Only some sylvatic dengue virus strains replicate in human cells. (A–C) The indicated human cell lines (top of graphs) were exposed to eight launched stocks of dengue virus (virus strains denoted on X axis) at a multiplicity of infection of 0.1. All are sylvatic strains except 16681, which is a human dengue virus control. Supernatants were collected 3 days post-exposure, and virus titers were determined by FFU assay (Y axis). Each dot represents a technical replicate, with the top of the bar representing the mean of all three technical replicates. The dotted line represents the limit of detection of the assay. Values under the limit of detection were assigned a value of 1 FFU/mL for the purpose of calculating the mean and are plotted at “not-detected” (N.D.) on the Y axis.

Fig 6

Only some sylvatic dengue virus strains replicate in monkey cells. (A) African green monkey, Chlorocebus sabaeus, photographed in The Gambia by Charles Sharp and used under CC BY-SA 4.0. (B and C) The indicated cell lines (top of graphs) were exposed to one of eight launched stocks of dengue virus (virus strains denoted on X axis) at a multiplicity of infection of 0.1. All are sylvatic strains except 16681, which is a human dengue virus control. Supernatants were collected 3 days post-exposure, and virus titers were determined by FFU assay (Y axis). Each dot represents a technical replicate, with the top of the bar representing the mean of all three technical replicates. The dotted line represents the limit of detection of the assay.
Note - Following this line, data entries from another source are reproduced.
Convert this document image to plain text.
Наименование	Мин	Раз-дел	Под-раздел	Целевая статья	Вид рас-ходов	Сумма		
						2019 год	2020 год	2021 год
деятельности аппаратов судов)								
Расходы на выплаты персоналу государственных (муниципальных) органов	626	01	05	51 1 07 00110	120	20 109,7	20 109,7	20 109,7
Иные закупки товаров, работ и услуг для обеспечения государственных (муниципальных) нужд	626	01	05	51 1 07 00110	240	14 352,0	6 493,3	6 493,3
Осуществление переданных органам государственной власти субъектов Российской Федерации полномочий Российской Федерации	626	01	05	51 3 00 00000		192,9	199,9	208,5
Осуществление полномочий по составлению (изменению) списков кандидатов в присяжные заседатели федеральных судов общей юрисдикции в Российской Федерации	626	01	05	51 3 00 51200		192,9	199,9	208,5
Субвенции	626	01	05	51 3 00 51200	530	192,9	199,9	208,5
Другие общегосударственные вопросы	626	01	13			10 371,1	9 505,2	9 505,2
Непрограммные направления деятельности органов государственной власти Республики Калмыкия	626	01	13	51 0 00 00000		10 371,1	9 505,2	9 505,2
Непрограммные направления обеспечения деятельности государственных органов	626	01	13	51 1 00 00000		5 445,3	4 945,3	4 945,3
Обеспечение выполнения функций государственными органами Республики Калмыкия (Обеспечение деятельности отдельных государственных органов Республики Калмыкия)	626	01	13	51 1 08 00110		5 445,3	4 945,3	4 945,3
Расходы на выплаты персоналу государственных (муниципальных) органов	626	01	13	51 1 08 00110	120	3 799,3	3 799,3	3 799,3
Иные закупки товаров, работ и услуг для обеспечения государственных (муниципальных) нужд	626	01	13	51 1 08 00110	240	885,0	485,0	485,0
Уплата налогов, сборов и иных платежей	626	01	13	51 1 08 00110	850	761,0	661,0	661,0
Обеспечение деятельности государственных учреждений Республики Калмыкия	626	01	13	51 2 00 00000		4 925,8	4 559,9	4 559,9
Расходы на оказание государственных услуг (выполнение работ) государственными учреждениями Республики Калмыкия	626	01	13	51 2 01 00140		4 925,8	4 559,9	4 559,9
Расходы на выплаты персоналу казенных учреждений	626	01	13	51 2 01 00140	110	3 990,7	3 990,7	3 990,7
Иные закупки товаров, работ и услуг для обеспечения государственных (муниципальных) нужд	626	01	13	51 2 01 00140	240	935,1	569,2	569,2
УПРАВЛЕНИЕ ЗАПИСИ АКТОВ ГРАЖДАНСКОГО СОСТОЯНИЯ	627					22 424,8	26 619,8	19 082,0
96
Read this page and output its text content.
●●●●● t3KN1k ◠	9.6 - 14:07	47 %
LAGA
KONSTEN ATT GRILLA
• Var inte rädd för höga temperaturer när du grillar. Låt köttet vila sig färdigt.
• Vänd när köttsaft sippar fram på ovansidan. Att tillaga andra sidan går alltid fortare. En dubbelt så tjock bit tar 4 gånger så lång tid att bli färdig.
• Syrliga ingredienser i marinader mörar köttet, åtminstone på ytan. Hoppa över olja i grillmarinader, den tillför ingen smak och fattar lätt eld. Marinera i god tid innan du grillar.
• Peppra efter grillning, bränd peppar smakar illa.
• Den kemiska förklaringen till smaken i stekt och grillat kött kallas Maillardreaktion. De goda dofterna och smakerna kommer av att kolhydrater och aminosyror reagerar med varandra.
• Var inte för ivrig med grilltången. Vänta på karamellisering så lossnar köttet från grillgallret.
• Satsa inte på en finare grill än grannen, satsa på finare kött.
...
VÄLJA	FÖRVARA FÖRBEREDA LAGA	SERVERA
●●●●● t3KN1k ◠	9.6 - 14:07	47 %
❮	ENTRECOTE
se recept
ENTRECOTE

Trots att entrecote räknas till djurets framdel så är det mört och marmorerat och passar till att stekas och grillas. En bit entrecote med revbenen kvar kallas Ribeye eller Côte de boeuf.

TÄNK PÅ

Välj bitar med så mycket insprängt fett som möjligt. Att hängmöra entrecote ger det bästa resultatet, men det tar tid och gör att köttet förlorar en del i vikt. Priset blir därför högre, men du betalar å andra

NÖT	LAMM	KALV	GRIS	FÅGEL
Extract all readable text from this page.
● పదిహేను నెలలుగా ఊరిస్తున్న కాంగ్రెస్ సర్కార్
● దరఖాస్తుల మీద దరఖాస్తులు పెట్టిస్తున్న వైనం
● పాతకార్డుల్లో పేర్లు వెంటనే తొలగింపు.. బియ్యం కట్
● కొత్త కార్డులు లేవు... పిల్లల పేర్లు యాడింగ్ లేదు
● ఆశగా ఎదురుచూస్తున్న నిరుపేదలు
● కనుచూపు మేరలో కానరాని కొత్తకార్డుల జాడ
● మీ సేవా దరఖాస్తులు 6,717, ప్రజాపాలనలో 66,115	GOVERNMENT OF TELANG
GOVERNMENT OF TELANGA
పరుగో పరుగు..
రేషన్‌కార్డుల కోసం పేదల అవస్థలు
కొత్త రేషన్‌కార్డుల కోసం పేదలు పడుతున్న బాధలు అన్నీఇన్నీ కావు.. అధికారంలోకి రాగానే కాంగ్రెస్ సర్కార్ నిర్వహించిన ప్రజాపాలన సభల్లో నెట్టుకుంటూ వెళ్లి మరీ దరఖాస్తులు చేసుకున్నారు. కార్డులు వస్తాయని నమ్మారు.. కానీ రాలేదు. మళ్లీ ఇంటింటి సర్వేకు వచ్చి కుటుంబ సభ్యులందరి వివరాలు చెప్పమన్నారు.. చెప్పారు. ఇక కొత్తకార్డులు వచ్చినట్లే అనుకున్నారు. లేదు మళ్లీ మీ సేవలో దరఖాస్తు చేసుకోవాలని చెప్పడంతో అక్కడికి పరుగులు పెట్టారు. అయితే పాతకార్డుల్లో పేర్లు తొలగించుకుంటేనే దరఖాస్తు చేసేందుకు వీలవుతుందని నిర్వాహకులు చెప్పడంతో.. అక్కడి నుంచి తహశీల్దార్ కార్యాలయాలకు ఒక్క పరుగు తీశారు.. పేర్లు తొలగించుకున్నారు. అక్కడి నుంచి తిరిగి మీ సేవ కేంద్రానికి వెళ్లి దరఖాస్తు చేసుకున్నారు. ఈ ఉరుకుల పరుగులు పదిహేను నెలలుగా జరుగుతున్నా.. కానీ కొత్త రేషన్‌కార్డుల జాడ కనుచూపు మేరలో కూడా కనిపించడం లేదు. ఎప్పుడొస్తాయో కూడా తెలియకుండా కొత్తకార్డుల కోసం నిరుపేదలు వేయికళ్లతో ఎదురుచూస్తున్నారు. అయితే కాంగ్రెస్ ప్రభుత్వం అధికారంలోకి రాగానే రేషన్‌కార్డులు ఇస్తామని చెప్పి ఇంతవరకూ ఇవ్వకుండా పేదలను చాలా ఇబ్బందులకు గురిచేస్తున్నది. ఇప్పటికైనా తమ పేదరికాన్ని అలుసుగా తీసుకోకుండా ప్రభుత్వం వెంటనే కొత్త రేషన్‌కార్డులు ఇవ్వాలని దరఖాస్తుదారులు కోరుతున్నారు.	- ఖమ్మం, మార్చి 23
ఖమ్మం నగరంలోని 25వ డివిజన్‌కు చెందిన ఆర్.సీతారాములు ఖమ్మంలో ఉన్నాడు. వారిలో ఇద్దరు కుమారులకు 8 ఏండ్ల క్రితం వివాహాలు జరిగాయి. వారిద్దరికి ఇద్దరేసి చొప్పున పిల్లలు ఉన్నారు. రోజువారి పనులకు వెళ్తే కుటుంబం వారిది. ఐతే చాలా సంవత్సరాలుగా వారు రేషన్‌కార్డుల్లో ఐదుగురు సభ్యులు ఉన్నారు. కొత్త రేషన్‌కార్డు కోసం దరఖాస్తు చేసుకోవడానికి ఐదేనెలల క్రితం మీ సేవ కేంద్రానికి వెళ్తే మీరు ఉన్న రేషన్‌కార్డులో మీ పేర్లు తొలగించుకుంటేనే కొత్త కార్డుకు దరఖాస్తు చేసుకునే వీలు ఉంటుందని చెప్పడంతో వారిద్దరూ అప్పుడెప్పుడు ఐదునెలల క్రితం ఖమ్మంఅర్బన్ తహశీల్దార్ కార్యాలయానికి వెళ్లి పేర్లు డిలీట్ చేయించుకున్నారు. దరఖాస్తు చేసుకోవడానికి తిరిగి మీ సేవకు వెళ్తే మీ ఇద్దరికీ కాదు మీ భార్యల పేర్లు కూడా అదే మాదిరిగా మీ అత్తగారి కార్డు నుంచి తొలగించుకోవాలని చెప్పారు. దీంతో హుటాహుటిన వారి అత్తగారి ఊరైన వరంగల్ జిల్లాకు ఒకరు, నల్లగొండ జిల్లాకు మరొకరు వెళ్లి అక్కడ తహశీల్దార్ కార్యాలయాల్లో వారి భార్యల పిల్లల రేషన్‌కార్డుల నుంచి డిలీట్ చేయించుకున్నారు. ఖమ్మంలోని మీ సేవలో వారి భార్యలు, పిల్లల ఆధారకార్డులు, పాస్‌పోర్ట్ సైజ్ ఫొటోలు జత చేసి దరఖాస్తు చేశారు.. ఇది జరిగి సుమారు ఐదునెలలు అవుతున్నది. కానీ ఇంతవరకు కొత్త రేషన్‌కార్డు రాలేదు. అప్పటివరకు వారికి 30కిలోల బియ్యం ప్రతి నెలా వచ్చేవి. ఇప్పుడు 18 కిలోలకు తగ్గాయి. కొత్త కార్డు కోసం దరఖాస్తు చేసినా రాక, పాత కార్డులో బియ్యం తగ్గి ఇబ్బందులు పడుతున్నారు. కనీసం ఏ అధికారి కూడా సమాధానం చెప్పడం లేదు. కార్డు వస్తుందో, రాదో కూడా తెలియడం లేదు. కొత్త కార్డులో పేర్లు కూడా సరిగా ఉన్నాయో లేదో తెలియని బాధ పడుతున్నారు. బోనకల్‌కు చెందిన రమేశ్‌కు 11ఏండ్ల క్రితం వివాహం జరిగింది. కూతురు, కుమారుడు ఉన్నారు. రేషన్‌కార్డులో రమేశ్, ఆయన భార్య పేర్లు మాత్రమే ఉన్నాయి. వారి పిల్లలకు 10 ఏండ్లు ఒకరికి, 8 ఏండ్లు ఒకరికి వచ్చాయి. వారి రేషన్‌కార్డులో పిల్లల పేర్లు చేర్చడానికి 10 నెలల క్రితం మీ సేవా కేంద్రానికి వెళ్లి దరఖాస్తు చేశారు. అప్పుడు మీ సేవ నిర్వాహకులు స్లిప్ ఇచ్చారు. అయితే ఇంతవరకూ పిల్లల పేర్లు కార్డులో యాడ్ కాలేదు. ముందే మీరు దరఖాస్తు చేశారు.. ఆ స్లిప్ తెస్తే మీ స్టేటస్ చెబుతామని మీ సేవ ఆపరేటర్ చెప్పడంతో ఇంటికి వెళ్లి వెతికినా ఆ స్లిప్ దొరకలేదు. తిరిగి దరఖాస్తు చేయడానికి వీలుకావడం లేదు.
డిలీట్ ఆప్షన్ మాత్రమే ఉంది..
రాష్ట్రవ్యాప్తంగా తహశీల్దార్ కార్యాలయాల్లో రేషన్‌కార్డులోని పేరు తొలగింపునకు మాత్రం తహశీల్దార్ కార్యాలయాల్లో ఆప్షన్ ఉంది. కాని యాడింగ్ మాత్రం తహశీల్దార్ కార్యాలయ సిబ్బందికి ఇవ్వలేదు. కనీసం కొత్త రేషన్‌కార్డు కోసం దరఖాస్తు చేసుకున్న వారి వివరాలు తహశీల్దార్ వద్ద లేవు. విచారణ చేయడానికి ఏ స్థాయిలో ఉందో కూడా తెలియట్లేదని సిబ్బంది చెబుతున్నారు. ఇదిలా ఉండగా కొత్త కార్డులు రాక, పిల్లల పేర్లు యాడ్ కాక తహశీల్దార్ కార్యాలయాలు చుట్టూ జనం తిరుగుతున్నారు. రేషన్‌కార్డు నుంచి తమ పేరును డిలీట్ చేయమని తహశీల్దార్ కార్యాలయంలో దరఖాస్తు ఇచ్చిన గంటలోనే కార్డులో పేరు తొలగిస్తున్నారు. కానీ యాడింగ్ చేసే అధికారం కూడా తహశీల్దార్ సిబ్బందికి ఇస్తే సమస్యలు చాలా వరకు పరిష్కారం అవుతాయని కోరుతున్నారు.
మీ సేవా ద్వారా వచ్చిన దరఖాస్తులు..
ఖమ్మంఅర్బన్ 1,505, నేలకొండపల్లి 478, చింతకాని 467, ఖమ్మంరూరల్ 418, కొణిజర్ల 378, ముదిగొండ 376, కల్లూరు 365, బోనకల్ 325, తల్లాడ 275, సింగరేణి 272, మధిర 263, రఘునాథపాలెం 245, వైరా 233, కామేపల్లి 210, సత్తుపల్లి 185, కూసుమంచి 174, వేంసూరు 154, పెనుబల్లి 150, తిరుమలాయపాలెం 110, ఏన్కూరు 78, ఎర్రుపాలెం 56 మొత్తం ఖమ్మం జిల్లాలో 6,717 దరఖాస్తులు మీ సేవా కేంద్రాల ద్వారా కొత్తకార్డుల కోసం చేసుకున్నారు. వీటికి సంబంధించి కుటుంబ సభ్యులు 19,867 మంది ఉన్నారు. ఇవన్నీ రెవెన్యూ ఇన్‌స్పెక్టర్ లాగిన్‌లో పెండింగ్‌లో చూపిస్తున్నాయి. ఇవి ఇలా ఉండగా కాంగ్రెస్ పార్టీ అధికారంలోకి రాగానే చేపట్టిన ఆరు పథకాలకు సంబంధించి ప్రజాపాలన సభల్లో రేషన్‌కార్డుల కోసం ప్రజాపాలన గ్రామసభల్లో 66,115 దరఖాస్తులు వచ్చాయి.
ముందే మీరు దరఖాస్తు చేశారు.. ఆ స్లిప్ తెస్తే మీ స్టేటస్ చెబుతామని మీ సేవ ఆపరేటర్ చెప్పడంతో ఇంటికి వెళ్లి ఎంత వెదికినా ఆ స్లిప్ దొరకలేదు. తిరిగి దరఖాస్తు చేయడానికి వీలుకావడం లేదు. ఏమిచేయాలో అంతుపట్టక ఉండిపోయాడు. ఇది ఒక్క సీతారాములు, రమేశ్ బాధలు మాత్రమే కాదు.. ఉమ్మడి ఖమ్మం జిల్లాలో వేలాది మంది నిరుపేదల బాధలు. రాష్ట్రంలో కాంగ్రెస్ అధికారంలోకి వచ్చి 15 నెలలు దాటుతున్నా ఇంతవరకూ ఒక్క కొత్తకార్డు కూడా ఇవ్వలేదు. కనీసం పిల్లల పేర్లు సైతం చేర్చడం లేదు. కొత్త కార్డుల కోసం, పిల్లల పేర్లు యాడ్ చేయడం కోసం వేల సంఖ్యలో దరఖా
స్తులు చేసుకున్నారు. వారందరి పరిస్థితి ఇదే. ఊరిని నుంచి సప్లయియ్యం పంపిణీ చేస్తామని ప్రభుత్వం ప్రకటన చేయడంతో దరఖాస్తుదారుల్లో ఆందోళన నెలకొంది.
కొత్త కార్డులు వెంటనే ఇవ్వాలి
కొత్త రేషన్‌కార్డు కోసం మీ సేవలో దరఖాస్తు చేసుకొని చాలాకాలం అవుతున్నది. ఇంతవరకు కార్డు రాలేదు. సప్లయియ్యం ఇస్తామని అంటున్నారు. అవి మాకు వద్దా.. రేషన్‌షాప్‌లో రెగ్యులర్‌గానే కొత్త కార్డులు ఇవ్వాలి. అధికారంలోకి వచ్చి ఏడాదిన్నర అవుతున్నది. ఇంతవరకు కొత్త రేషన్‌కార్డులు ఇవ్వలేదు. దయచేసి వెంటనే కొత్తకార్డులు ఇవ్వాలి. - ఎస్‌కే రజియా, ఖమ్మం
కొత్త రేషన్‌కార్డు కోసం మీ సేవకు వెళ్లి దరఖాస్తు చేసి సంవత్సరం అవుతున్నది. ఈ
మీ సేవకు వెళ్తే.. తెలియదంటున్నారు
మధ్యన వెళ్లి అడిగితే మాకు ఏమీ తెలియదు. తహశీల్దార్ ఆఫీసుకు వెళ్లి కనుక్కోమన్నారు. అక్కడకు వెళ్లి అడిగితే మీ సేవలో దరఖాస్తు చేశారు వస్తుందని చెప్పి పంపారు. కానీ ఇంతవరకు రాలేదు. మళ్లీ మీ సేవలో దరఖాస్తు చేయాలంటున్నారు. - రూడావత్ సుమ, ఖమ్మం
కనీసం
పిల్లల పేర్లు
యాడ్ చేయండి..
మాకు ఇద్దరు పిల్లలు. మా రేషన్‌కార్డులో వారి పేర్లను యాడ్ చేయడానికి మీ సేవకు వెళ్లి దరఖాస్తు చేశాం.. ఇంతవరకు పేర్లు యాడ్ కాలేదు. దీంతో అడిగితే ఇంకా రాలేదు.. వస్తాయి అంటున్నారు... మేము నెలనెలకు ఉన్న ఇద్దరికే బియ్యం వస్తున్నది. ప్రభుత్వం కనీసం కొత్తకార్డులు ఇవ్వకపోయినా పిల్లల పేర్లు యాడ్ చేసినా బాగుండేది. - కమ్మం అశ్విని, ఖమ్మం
Values under the limit of detection were assigned a value of 1 FFU/mL for the purpose of calculating the mean and are plotted at “not-detected” (N.D.) on the Y axis.

Fig 7

All tested sylvatic dengue virus strains replicate in mosquito cells. (A, B) The indicated cell lines (top of graphs) were exposed to one of eight launched stocks of dengue virus (X axis) at a multiplicity of infection of 0.1. All are sylvatic strains except 16681, which is a human dengue virus control. Supernatants were collected 3 days post-exposure, and virus titers were determined by FFU assay. The Y-axis represents FFUs per milliliter. Each dot represents a technical replicate, with the top of the bar representing the mean of all three technical replicates. The dotted line represents the limit of detection of the assay.